Mínima super tropical, lestada etc já vamos tendo alguns vocábulos


----------



## WHORTAS (4 Ago 2018 às 09:39)

Acabo de receber SMS.
Muito bem.
Temperatura actual de 27.6°C


----------



## miguel (4 Ago 2018 às 09:40)

Inferno literalmente.. Minima de 26,4℃

Agora já vai com 34,9℃ e por este ritmo hoje aqui deve chegar perto dos 45℃

Em casa já se este super mal ate falta o ar com tudo as escuras e ventiladores ligados...


----------



## meko60 (4 Ago 2018 às 09:43)

Bom dia!
Mínima bem tropical,28,4ºC.....e já vai nos 30,2ºC.Recebi o aviso do PROCIV, para o alerta de risco máximo de incendio para o distrito de Setúbal.


----------



## João Pedro (4 Ago 2018 às 09:44)

Ricardo Carvalho disse:


> Bom dia pessoal,
> 
> Mais uma mínima "estúpidamente" alta , super tropical, ou o que lhe quiserem chamar! Eu chamo.lhe "uma noite de cão"  Ninguém merece!  *27.6ºc  *Se ontem por esta hora já estava quente, hoje já estão mais* 2.3ºc* que ontem à mesma hora! Já sigo com *34.8ºc* às* 9.27H* , sinceramente não me lembro de tal coisa! Talvez em 2003 ,mas a falta de registos não o deixa constatar! O vento esse , que à dois dias se evaporou!
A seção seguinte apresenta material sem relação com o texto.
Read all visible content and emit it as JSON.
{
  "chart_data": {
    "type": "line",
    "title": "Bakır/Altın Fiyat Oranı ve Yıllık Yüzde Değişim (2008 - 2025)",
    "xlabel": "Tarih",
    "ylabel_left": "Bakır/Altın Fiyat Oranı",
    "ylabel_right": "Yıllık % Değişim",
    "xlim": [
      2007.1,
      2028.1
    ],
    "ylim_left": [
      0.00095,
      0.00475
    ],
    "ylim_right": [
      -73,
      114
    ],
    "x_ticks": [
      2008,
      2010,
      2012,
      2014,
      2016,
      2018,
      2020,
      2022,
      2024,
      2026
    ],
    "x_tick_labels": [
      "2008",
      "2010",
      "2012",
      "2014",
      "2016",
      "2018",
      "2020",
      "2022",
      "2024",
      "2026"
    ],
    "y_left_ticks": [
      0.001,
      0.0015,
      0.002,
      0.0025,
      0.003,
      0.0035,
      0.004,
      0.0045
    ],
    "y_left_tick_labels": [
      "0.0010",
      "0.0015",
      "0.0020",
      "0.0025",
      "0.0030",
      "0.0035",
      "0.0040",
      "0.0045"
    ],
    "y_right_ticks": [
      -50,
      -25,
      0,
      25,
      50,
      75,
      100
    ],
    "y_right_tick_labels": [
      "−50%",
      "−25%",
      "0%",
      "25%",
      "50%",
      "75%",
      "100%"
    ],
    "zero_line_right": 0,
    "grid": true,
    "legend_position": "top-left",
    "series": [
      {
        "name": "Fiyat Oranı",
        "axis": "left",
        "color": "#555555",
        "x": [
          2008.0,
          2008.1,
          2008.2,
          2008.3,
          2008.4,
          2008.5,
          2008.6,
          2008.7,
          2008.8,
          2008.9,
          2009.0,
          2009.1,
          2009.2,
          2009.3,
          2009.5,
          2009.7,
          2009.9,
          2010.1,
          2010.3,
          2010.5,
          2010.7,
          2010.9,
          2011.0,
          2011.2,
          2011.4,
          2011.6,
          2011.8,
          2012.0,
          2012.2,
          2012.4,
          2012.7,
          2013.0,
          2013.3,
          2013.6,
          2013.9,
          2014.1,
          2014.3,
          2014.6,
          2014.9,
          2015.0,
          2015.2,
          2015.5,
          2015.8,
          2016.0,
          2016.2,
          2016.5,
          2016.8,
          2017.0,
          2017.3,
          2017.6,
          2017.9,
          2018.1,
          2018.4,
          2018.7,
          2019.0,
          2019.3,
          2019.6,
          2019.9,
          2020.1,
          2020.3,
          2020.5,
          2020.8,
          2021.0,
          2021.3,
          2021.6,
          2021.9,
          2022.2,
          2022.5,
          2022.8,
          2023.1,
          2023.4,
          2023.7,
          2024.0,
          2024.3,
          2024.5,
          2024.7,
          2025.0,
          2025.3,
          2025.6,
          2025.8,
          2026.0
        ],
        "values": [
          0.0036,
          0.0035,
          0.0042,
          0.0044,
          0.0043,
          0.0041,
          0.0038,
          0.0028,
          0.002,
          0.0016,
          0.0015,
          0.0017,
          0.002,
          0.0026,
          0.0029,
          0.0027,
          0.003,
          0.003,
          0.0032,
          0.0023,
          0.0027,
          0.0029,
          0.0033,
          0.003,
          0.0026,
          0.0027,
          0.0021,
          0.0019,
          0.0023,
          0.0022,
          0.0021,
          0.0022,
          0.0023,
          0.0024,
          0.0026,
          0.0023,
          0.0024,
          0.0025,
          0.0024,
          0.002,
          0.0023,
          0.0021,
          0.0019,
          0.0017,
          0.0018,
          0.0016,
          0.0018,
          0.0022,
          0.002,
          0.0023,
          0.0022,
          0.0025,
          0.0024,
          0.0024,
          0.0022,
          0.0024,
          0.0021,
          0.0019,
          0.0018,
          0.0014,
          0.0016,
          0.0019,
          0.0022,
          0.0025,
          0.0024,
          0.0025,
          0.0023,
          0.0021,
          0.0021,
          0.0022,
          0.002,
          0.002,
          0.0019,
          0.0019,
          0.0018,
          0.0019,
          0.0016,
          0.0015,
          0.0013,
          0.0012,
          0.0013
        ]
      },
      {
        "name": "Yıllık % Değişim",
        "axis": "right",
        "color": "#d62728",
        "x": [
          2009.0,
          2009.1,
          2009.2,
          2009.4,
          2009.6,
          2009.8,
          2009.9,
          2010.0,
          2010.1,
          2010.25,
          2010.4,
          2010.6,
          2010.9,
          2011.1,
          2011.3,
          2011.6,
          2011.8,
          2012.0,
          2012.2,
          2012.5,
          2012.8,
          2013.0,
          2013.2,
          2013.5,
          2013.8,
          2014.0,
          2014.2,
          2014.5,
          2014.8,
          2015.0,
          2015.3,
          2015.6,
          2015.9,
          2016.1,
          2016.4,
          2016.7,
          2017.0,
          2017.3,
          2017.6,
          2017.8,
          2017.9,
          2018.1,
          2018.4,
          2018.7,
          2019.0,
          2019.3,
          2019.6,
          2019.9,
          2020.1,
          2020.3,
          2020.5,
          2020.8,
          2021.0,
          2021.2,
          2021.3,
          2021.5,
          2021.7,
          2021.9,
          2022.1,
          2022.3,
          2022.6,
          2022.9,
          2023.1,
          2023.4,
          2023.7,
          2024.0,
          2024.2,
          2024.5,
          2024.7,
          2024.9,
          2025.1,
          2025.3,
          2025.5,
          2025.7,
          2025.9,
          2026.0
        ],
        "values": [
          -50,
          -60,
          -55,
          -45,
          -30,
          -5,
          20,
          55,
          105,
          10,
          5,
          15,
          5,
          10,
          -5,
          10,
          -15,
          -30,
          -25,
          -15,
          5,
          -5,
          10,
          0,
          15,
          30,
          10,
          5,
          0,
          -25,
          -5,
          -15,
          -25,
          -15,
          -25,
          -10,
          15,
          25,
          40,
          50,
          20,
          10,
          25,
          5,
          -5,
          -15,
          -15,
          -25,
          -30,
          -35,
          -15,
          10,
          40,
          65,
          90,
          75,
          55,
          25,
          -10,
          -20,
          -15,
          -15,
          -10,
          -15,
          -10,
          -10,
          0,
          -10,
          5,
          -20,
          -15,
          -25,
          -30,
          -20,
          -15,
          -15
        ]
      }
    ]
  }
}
Nada se  mexe lá fora, impressionante! Hoje noto muito mais poeiras saharianas no ar!  Se as previsões tanto do IPMA , como dos modelos estiverem certas, a temperatura máxima absoluta já regista por mim de *44.5ºc* no dia de ontem, poderá hoje ser novamente batida! .


Não te invejo... pega na família e "foge" para o litoral oeste!  Se eu aqui com 30ºC já estou a destilar... nem sei o que faria com essas temperaturas. Provavelmente ficava dentro da banheira o dia inteiro!


----------



## jonas_87 (4 Ago 2018 às 09:51)

Mandaram me esta foto tirada perto de Alcabideche, pelas 9:30 da manhã.
Enfim dia terrível.


----------



## Ricardo Carvalho (4 Ago 2018 às 10:00)

jonas_87 disse:


> Mínima super tropical, lestada etc já vamos tendo alguns vocábulos


Já começa a faltar adjectivos para o atual momento, é o que é  Mas se for possível a patente de "Noites de cão" é minha 



João Pedro disse:


> Não te invejo... pega na família e "foge" para o litoral oeste!  Se eu aqui com 30ºC já estou a destilar... nem sei o que faria com essas temperaturas. Provavelmente ficava dentro da banheira o dia inteiro!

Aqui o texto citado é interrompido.